The best-available-player (BAP) approach to drafting is so important in the NFL because while the needs of a team can change, the need for talented players will always remain. Injuries are such a big part of the game that teams can never have enough talented players. Outside of the QB position, if a kid can play, teams will find a use for him.
In Smith's first draft as GM in '09, talented OLT Eugene Monroe fell into Jacksonville's hands at No. 8 overall. When it was the Jaguars' turn to draft again in the second round, Smith did not hesitate in selecting ORT Eben Britton with the 39th overall pick. Team sources think Monroe and Britton could be the O-line's bookends for the next decade.

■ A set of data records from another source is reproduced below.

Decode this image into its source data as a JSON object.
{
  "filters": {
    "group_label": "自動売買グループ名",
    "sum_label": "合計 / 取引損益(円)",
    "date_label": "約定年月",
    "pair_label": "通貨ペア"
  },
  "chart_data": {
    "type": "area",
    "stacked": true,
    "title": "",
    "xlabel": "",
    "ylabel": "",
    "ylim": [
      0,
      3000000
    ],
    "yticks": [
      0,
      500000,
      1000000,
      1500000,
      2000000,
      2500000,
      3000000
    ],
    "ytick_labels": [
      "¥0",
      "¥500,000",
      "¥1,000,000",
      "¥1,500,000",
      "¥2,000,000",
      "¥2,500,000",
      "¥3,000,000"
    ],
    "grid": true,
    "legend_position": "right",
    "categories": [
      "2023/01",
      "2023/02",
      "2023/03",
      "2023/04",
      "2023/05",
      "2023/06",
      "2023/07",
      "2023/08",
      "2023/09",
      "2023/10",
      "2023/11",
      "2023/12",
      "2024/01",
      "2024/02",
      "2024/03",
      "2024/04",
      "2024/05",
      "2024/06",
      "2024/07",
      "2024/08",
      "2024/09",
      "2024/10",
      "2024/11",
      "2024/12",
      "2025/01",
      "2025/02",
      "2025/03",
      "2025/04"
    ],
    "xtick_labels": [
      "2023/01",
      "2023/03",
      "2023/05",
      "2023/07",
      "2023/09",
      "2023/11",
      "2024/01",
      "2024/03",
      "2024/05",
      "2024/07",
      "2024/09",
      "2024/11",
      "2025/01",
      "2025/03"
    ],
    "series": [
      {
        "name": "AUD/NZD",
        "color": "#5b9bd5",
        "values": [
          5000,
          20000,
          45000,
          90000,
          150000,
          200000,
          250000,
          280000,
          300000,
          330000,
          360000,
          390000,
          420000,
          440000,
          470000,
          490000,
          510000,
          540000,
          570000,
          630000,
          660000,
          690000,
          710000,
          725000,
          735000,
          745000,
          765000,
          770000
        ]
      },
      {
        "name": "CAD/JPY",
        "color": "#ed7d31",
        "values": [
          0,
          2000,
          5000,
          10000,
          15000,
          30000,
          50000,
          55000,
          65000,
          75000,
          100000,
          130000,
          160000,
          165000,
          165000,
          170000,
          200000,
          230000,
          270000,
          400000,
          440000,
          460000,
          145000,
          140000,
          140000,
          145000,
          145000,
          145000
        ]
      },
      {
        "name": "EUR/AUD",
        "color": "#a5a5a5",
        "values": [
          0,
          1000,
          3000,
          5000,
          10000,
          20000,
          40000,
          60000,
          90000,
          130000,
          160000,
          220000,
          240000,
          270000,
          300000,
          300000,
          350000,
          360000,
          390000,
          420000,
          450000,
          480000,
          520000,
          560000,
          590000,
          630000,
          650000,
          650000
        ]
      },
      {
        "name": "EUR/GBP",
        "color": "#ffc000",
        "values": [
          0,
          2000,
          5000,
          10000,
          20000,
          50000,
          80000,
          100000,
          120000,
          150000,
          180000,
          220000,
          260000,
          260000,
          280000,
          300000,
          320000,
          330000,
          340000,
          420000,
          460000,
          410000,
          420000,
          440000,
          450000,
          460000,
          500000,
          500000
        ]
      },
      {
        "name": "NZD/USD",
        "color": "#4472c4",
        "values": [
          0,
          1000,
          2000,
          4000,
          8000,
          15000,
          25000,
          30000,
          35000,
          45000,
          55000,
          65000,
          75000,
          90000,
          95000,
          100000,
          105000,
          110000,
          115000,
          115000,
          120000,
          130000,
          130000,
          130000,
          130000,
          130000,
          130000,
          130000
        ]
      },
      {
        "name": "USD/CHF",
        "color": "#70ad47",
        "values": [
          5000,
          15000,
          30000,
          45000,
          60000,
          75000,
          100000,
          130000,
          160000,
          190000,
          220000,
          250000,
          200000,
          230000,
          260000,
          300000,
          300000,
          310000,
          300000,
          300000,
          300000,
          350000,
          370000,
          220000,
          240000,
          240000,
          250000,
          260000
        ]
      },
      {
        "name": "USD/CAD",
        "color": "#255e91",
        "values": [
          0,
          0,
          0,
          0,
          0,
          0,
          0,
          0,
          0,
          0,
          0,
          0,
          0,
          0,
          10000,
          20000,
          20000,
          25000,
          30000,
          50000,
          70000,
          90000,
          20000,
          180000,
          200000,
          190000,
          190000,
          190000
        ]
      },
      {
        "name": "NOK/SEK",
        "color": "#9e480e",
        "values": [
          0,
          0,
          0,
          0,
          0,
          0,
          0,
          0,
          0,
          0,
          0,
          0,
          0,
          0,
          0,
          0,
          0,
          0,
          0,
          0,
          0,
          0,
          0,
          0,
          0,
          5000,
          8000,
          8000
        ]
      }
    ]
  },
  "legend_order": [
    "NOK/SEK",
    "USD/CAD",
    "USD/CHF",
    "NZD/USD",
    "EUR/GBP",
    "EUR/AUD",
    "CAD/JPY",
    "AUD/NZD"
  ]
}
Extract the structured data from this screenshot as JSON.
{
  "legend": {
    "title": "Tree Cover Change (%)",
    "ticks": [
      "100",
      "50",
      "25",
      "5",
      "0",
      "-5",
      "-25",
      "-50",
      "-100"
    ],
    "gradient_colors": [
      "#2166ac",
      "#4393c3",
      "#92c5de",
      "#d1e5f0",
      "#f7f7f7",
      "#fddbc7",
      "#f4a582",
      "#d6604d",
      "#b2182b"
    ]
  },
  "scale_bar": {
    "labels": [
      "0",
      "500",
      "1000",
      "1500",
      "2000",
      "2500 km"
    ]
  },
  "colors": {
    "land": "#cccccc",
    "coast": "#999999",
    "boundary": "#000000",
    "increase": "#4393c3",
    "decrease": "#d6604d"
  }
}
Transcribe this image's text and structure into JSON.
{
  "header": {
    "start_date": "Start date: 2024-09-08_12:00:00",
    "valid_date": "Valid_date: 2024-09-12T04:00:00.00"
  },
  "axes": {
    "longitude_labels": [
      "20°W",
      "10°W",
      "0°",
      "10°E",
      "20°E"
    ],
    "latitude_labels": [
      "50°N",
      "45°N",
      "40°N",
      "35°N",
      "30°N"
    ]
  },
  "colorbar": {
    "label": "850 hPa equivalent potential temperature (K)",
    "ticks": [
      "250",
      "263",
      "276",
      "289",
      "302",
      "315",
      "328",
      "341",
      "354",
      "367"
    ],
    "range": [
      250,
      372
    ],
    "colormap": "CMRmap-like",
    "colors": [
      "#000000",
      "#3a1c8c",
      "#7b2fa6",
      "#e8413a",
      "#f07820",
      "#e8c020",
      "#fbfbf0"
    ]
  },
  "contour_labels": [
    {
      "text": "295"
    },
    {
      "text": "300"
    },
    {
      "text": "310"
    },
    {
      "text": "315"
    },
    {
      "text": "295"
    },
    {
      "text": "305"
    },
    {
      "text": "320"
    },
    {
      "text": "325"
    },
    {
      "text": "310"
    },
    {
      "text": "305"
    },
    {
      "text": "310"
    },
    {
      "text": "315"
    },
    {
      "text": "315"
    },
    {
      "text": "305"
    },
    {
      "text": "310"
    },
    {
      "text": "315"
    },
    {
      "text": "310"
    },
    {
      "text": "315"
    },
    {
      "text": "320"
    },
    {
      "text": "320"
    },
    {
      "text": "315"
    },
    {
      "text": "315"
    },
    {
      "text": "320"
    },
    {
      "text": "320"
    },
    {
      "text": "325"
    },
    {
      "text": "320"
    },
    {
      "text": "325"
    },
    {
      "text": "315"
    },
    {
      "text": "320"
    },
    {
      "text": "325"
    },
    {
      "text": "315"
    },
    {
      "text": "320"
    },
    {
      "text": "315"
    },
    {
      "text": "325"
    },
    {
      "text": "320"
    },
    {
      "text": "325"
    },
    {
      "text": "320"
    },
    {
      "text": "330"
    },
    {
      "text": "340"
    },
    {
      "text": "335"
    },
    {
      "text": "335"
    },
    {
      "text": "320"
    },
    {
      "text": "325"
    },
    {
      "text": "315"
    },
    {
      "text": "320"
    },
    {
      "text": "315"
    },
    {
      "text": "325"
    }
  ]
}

Last year, in addition to shocking most around the league by drafting first-team All-Rookie DT Tyson Alualu with the 10th overall pick, Smith used his next three picks on D-linemen.
After injuries depleted the unit during the season, the Jaguars got solid contributions from three of the four selections — third-round DT D'Anthony Smith suffered a season-ending injury during OTAs.
If Judge Susan Richard Nelson rules in favor of the players in an antitrust suit filed against the owners, some have predicted that an accelerated free-agency period will begin soon after the draft.
This will be an opportunity for teams to fill needs that weren't addressed in the draft, and several clubs are likely to overspend on guys.
Smith and the Jaguars aren't likely to be one of them, however. While Smith does view free agency as an opportunity to complement his young squad and fill holes where he sees fit, he is not one to overspend on older players who will not be part of the team's foundation. DE Aaron Kampman and special-teams stud Kassim Osgood were acquired last season because they were affordable, high-character guys who Smith believed would be able to help the team for years to come.
Smith's practical approach has helped build a young, solid foundation in Jacksonville, and is a far cry from the past practices of acquiring players employed by former vice president of player personnel James "Shack" Harris and Del Rio. And knowing that the team is now in much better hands to navigate these uncharted waters than it was just three years ago is at least one major positive for Jaguars fans.